Thursday, July 9, 2009

Professional membership numbers down, due to recession

The ALA has reported that memberships in the professional association are down due to the recession. Membership (both new and renewing) is down 2.8% for the ALA as a whole, but the article reports much larger drops for PLA and RUSA.

Now, I am quite pro for professional memberships--if the dues are reasonable. Sometimes they are not--and you find out that the association is operating in the red and has been for several years. I also don't tend to join professional associations that have a discriminating salary scale. I think a due is a due and you should spread it out evenly amongst the membership since we are all, supposedly, getting the same benefits.

The drop shouldn't be a surprise: I think that if individuals are paying for their own memberships (as students obviously are) that they tend to renew them--and be pretty picky about where their money is being spent. If your employer was paying your membership fees and they have cut back their budgets, professional development gets cut, or people share the benefits of their professional membership as best they can, like sharing copies of magazines or forwarding emails from a listserv that is normally closed to members. (I also haven't gotten my American Libraries in a while: what gives?)

Can you claim your professional dues on your income tax?

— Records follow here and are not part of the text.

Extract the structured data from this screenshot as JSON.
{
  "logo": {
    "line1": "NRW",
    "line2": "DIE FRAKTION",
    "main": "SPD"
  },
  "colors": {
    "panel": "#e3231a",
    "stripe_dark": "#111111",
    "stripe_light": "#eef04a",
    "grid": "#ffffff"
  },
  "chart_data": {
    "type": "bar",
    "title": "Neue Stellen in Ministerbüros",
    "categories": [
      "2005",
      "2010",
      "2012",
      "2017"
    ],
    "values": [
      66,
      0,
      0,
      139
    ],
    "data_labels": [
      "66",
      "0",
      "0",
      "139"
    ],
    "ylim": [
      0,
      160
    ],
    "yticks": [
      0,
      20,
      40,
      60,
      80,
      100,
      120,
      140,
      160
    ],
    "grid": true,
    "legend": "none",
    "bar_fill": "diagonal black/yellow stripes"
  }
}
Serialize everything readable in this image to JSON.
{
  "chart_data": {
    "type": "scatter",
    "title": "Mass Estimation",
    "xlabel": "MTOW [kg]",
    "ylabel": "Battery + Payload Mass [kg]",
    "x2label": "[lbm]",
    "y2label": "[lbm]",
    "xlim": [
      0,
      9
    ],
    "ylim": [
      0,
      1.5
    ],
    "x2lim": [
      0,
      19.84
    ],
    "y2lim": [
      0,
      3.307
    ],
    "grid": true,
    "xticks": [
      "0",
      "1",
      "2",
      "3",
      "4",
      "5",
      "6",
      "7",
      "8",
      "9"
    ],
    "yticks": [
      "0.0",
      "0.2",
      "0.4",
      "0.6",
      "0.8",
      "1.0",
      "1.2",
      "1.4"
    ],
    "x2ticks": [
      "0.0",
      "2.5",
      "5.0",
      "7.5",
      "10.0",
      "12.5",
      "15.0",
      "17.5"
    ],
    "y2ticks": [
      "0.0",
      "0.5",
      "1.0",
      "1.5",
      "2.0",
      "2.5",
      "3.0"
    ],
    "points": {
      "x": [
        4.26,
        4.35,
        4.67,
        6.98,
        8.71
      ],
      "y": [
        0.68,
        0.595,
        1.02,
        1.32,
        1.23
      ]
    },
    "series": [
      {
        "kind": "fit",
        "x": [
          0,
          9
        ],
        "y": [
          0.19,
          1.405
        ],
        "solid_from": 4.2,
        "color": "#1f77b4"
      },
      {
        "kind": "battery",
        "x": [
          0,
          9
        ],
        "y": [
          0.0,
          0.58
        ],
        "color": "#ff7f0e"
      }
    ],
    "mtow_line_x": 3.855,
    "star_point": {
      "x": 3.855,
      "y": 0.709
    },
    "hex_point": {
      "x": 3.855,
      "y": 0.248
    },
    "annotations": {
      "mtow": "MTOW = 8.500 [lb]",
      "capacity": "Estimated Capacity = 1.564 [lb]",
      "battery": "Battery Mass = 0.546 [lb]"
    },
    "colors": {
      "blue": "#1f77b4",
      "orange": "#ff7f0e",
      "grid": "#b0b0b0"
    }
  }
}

I can, so I tend to remember to renew since I put my tax stuff together at about the same time I renew with the ALA--think about that, professional associations that only let me renew December 1st, or some equally stupid month, where I also have to pay school fees or buy presents. Giving some more flexibility in payment times might encourage membership.

So, I am not surprised that membership numbers are down, but there may be other ways to counteract the small loss, like giving people who were members in good standing for more than 5 or 10 years, a free year, cuz you love and value them, and extending the period that you can be called a new librarian--since, according to the article, students are still signing up.